Die WM-Revanche missglückt
ist leider auch Fabian Hambüchen am Reck.
Der Abiturient aus Wetzlar konnte seine schwierige Reck-Kür nicht sauber
durchturnen – ein Grifffehler vor dem Jägersalto zwang ihn zur
Improvisation – und musste so Einbußen beim Ausgangswert und bei der
Ausführung hinnehmen. Mehr als Platz fünf, gemeinsam mit Jerimbetow
(KAZ), war da nicht drin. Ebenfalls im Finale stand der 19-Jährige am
Sprung, wo ein sechster Rang das für ihn Machbare darstellte.
Der zweite deutsche
Teilnehmer beim Weltcup-Finale hatte mehr Glück.

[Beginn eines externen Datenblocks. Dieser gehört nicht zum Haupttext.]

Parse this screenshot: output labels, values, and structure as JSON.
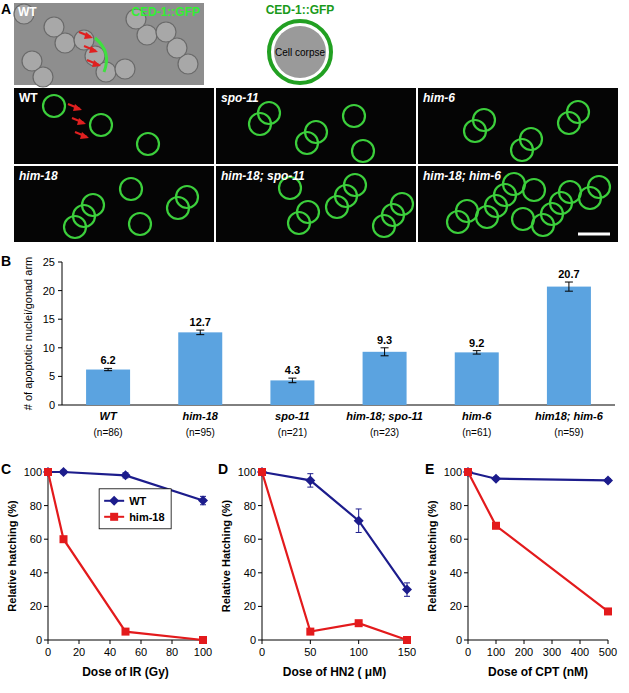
{
  "panel_a": {
    "panel": "A",
    "dic_label": "WT",
    "channel_label": "CED-1::GFP",
    "schematic_label": "CED-1::GFP",
    "schematic_inner": "Cell corpse",
    "images": [
      "WT",
      "spo-11",
      "him-6",
      "him-18",
      "him-18; spo-11",
      "him-18; him-6"
    ]
  },
  "chart_data": [
    {
      "panel": "B",
      "type": "bar",
      "categories": [
        "WT",
        "him-18",
        "spo-11",
        "him-18; spo-11",
        "him-6",
        "him18; him-6"
      ],
      "category_notes": [
        "(n=86)",
        "(n=95)",
        "(n=21)",
        "(n=23)",
        "(n=61)",
        "(n=59)"
      ],
      "values": [
        6.2,
        12.7,
        4.3,
        9.3,
        9.2,
        20.7
      ],
      "errors": [
        0.2,
        0.4,
        0.4,
        0.7,
        0.3,
        0.8
      ],
      "color": "#5ba3e0",
      "ylabel": "# of apoptotic nuclei/gonad arm",
      "ylim": [
        0,
        25
      ],
      "yticks": [
        0,
        5,
        10,
        15,
        20,
        25
      ],
      "data_labels": true,
      "grid": false
    },
    {
      "panel": "C",
      "type": "line",
      "x": [
        0,
        10,
        50,
        100
      ],
      "xlabel": "Dose of IR (Gy)",
      "ylabel": "Relative hatching (%)",
      "xlim": [
        0,
        100
      ],
      "xticks": [
        0,
        20,
        40,
        60,
        80,
        100
      ],
      "ylim": [
        0,
        100
      ],
      "yticks": [
        0,
        20,
        40,
        60,
        80,
        100
      ],
      "legend": "center",
      "series": [
        {
          "name": "WT",
          "color": "#1c1c8c",
          "marker": "diamond",
          "line_style": "solid",
          "values": [
            100,
            100,
            98,
            83
          ],
          "errors": [
            1,
            1,
            1.5,
            2.5
          ]
        },
        {
          "name": "him-18",
          "color": "#e31a1c",
          "marker": "square",
          "line_style": "solid",
          "values": [
            100,
            60,
            5,
            0
          ],
          "errors": [
            1,
            1.5,
            0.5,
            0
          ]
        }
      ]
    },
    {
      "panel": "D",
      "type": "line",
      "x": [
        0,
        50,
        100,
        150
      ],
      "xlabel": "Dose of HN2 ( μM)",
      "ylabel": "Relative Hatching (%)",
      "xlim": [
        0,
        150
      ],
      "xticks": [
        0,
        50,
        100,
        150
      ],
      "ylim": [
        0,
        100
      ],
      "yticks": [
        0,
        20,
        40,
        60,
        80,
        100
      ],
      "series": [
        {
          "color": "#1c1c8c",
          "marker": "diamond",
          "line_style": "solid",
          "values": [
            100,
            95,
            71,
            30
          ],
          "errors": [
            2,
            4,
            7,
            4
          ]
        },
        {
          "color": "#e31a1c",
          "marker": "square",
          "line_style": "solid",
          "values": [
            100,
            5,
            10,
            0
          ],
          "errors": [
            2,
            0.5,
            1,
            0
          ]
        }
      ]
    },
    {
      "panel": "E",
      "type": "line",
      "x": [
        0,
        100,
        500
      ],
      "xlabel": "Dose of CPT (nM)",
      "ylabel": "Relative hatching (%)",
      "xlim": [
        0,
        500
      ],
      "xticks": [
        0,
        100,
        200,
        300,
        400,
        500
      ],
      "ylim": [
        0,
        100
      ],
      "yticks": [
        0,
        20,
        40,
        60,
        80,
        100
      ],
      "series": [
        {
          "color": "#1c1c8c",
          "marker": "diamond",
          "line_style": "solid",
          "values": [
            100,
            96,
            95
          ],
          "errors": [
            1,
            1,
            1
          ]
        },
        {
          "color": "#e31a1c",
          "marker": "square",
          "line_style": "solid",
          "values": [
            100,
            68,
            17
          ],
          "errors": [
            1,
            1.5,
            1.5
          ]
        }
      ]
    }
  ]
}
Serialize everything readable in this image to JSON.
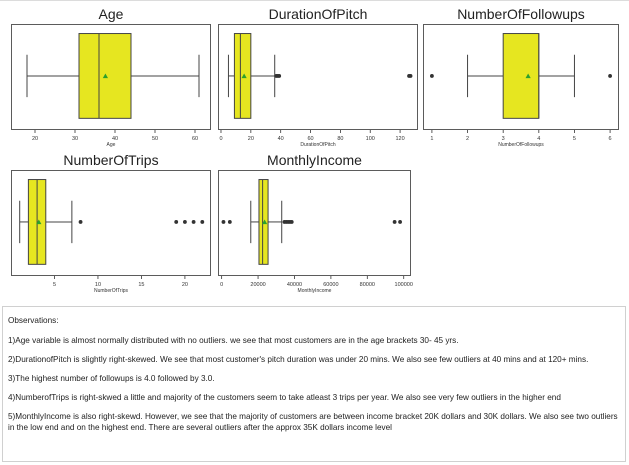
{
  "chart_data": [
    {
      "type": "box",
      "title": "Age",
      "xlabel": "Age",
      "xlim": [
        14,
        64
      ],
      "ticks": [
        20,
        30,
        40,
        50,
        60
      ],
      "box": {
        "whisker_low": 18,
        "q1": 31,
        "median": 36,
        "q3": 44,
        "whisker_high": 61,
        "mean": 37.6
      },
      "outliers": [],
      "color": "#e6e620"
    },
    {
      "type": "box",
      "title": "DurationOfPitch",
      "xlabel": "DurationOfPitch",
      "xlim": [
        -2,
        132
      ],
      "ticks": [
        0,
        20,
        40,
        60,
        80,
        100,
        120
      ],
      "box": {
        "whisker_low": 5,
        "q1": 9,
        "median": 13,
        "q3": 20,
        "whisker_high": 36,
        "mean": 15.5
      },
      "outliers": [
        37,
        38,
        39,
        126,
        127
      ],
      "color": "#e6e620"
    },
    {
      "type": "box",
      "title": "NumberOfFollowups",
      "xlabel": "NumberOfFollowups",
      "xlim": [
        0.75,
        6.25
      ],
      "ticks": [
        1,
        2,
        3,
        4,
        5,
        6
      ],
      "box": {
        "whisker_low": 2,
        "q1": 3,
        "median": 4,
        "q3": 4,
        "whisker_high": 5,
        "mean": 3.7
      },
      "outliers": [
        1,
        6
      ],
      "color": "#e6e620"
    },
    {
      "type": "box",
      "title": "NumberOfTrips",
      "xlabel": "NumberOfTrips",
      "xlim": [
        0,
        23
      ],
      "ticks": [
        5,
        10,
        15,
        20
      ],
      "box": {
        "whisker_low": 1,
        "q1": 2,
        "median": 3,
        "q3": 4,
        "whisker_high": 7,
        "mean": 3.2
      },
      "outliers": [
        8,
        19,
        20,
        21,
        22
      ],
      "color": "#e6e620"
    },
    {
      "type": "box",
      "title": "MonthlyIncome",
      "xlabel": "MonthlyIncome",
      "xlim": [
        -2000,
        104000
      ],
      "ticks": [
        0,
        20000,
        40000,
        60000,
        80000,
        100000
      ],
      "box": {
        "whisker_low": 16000,
        "q1": 20500,
        "median": 22500,
        "q3": 25500,
        "whisker_high": 33000,
        "mean": 23600
      },
      "outliers": [
        1000,
        4500,
        34500,
        35500,
        36500,
        37500,
        38500,
        95000,
        98000
      ],
      "color": "#e6e620"
    }
  ],
  "observations": {
    "heading": "Observations:",
    "items": [
      "1)Age variable is almost normally distributed with no outliers. we see that most customers are in the age brackets 30- 45 yrs.",
      "2)DurationofPitch is slightly right-skewed. We see that most customer's pitch duration was under 20 mins. We also see few outliers at 40 mins and at 120+ mins.",
      "3)The highest number of followups is 4.0 followed by 3.0.",
      "4)NumberofTrips is right-skwed a little and majority of the customers seem to take atleast 3 trips per year. We also see very few outliers in the higher end",
      "5)MonthlyIncome is also right-skewd. However, we see that the majority of customers are between income bracket 20K dollars and 30K dollars. We also see two outliers in the low end and on the highest end. There are several outliers after the approx 35K dollars income level"
    ]
  }
}
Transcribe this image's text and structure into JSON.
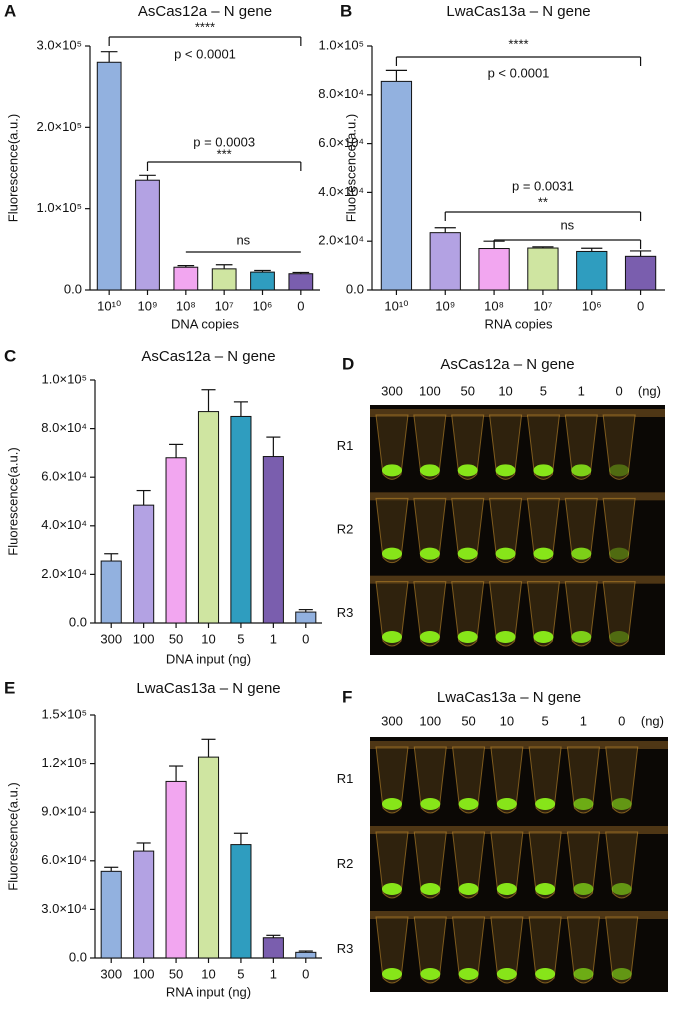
{
  "chart_data": [
    {
      "type": "bar",
      "panel": "A",
      "title": "AsCas12a – N gene",
      "x_label": "DNA copies",
      "y_label": "Fluorescence(a.u.)",
      "categories": [
        "10¹⁰",
        "10⁹",
        "10⁸",
        "10⁷",
        "10⁶",
        "0"
      ],
      "values": [
        280000,
        135000,
        28000,
        26000,
        22000,
        20000
      ],
      "errors": [
        13000,
        6000,
        2000,
        5000,
        2000,
        1500
      ],
      "colors": [
        "#92b1df",
        "#b3a2e3",
        "#f2a6f0",
        "#cfe5a1",
        "#2f9dbf",
        "#7a5eae"
      ],
      "ylim": [
        0,
        300000
      ],
      "yticks": [
        {
          "value": 0,
          "label": "0.0"
        },
        {
          "value": 100000,
          "label": "1.0×10⁵"
        },
        {
          "value": 200000,
          "label": "2.0×10⁵"
        },
        {
          "value": 300000,
          "label": "3.0×10⁵"
        }
      ],
      "annotations": [
        "****",
        "p < 0.0001",
        "p = 0.0003",
        "***",
        "ns"
      ]
    },
    {
      "type": "bar",
      "panel": "B",
      "title": "LwaCas13a – N gene",
      "x_label": "RNA copies",
      "y_label": "Fluorescence(a.u.)",
      "categories": [
        "10¹⁰",
        "10⁹",
        "10⁸",
        "10⁷",
        "10⁶",
        "0"
      ],
      "values": [
        85500,
        23500,
        17000,
        17200,
        15800,
        13800
      ],
      "errors": [
        4500,
        2000,
        3000,
        500,
        1300,
        2200
      ],
      "colors": [
        "#92b1df",
        "#b3a2e3",
        "#f2a6f0",
        "#cfe5a1",
        "#2f9dbf",
        "#7a5eae"
      ],
      "ylim": [
        0,
        100000
      ],
      "yticks": [
        {
          "value": 0,
          "label": "0.0"
        },
        {
          "value": 20000,
          "label": "2.0×10⁴"
        },
        {
          "value": 40000,
          "label": "4.0×10⁴"
        },
        {
          "value": 60000,
          "label": "6.0×10⁴"
        },
        {
          "value": 80000,
          "label": "8.0×10⁴"
        },
        {
          "value": 100000,
          "label": "1.0×10⁵"
        }
      ],
      "annotations": [
        "****",
        "p < 0.0001",
        "p = 0.0031",
        "**",
        "ns"
      ]
    },
    {
      "type": "bar",
      "panel": "C",
      "title": "AsCas12a – N gene",
      "x_label": "DNA input (ng)",
      "y_label": "Fluorescence(a.u.)",
      "categories": [
        "300",
        "100",
        "50",
        "10",
        "5",
        "1",
        "0"
      ],
      "values": [
        25500,
        48500,
        68000,
        87000,
        85000,
        68500,
        4500
      ],
      "errors": [
        3000,
        6000,
        5500,
        9000,
        6000,
        8000,
        1000
      ],
      "colors": [
        "#92b1df",
        "#b3a2e3",
        "#f2a6f0",
        "#cfe5a1",
        "#2f9dbf",
        "#7a5eae",
        "#92b1df"
      ],
      "ylim": [
        0,
        100000
      ],
      "yticks": [
        {
          "value": 0,
          "label": "0.0"
        },
        {
          "value": 20000,
          "label": "2.0×10⁴"
        },
        {
          "value": 40000,
          "label": "4.0×10⁴"
        },
        {
          "value": 60000,
          "label": "6.0×10⁴"
        },
        {
          "value": 80000,
          "label": "8.0×10⁴"
        },
        {
          "value": 100000,
          "label": "1.0×10⁵"
        }
      ]
    },
    {
      "type": "bar",
      "panel": "E",
      "title": "LwaCas13a – N gene",
      "x_label": "RNA input (ng)",
      "y_label": "Fluorescence(a.u.)",
      "categories": [
        "300",
        "100",
        "50",
        "10",
        "5",
        "1",
        "0"
      ],
      "values": [
        53500,
        66000,
        109000,
        124000,
        70000,
        12500,
        3500
      ],
      "errors": [
        2500,
        5000,
        9500,
        11000,
        7000,
        1500,
        800
      ],
      "colors": [
        "#92b1df",
        "#b3a2e3",
        "#f2a6f0",
        "#cfe5a1",
        "#2f9dbf",
        "#7a5eae",
        "#92b1df"
      ],
      "ylim": [
        0,
        150000
      ],
      "yticks": [
        {
          "value": 0,
          "label": "0.0"
        },
        {
          "value": 30000,
          "label": "3.0×10⁴"
        },
        {
          "value": 60000,
          "label": "6.0×10⁴"
        },
        {
          "value": 90000,
          "label": "9.0×10⁴"
        },
        {
          "value": 120000,
          "label": "1.2×10⁵"
        },
        {
          "value": 150000,
          "label": "1.5×10⁵"
        }
      ]
    }
  ],
  "photo_panels": [
    {
      "panel": "D",
      "title": "AsCas12a – N gene",
      "columns": [
        "300",
        "100",
        "50",
        "10",
        "5",
        "1",
        "0"
      ],
      "unit": "(ng)",
      "rows": [
        "R1",
        "R2",
        "R3"
      ]
    },
    {
      "panel": "F",
      "title": "LwaCas13a – N gene",
      "columns": [
        "300",
        "100",
        "50",
        "10",
        "5",
        "1",
        "0"
      ],
      "unit": "(ng)",
      "rows": [
        "R1",
        "R2",
        "R3"
      ]
    }
  ]
}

Matthias Fahrig verpasste ein halbes Jahr nach seiner Rückkehr in
den deutschen Kader eine Medaille am Sprung nur knapp. Anderthalb Jahre
zuvor war der Hallenser an gleicher Stelle zum ersten Mal zu einer
(silbernen) Weltcupmedaille gesprungen. „Ich bin froh, dass ich
wieder nach Brasilien kommen durfte – ein tolles Land mit tollen Mädels“,
meinte verschmitzt der 21-Jährige, der nach einigen disziplinarischen
Entgleisungen sein Leben und seinen Sport offensichtlich wieder im Griff
hat.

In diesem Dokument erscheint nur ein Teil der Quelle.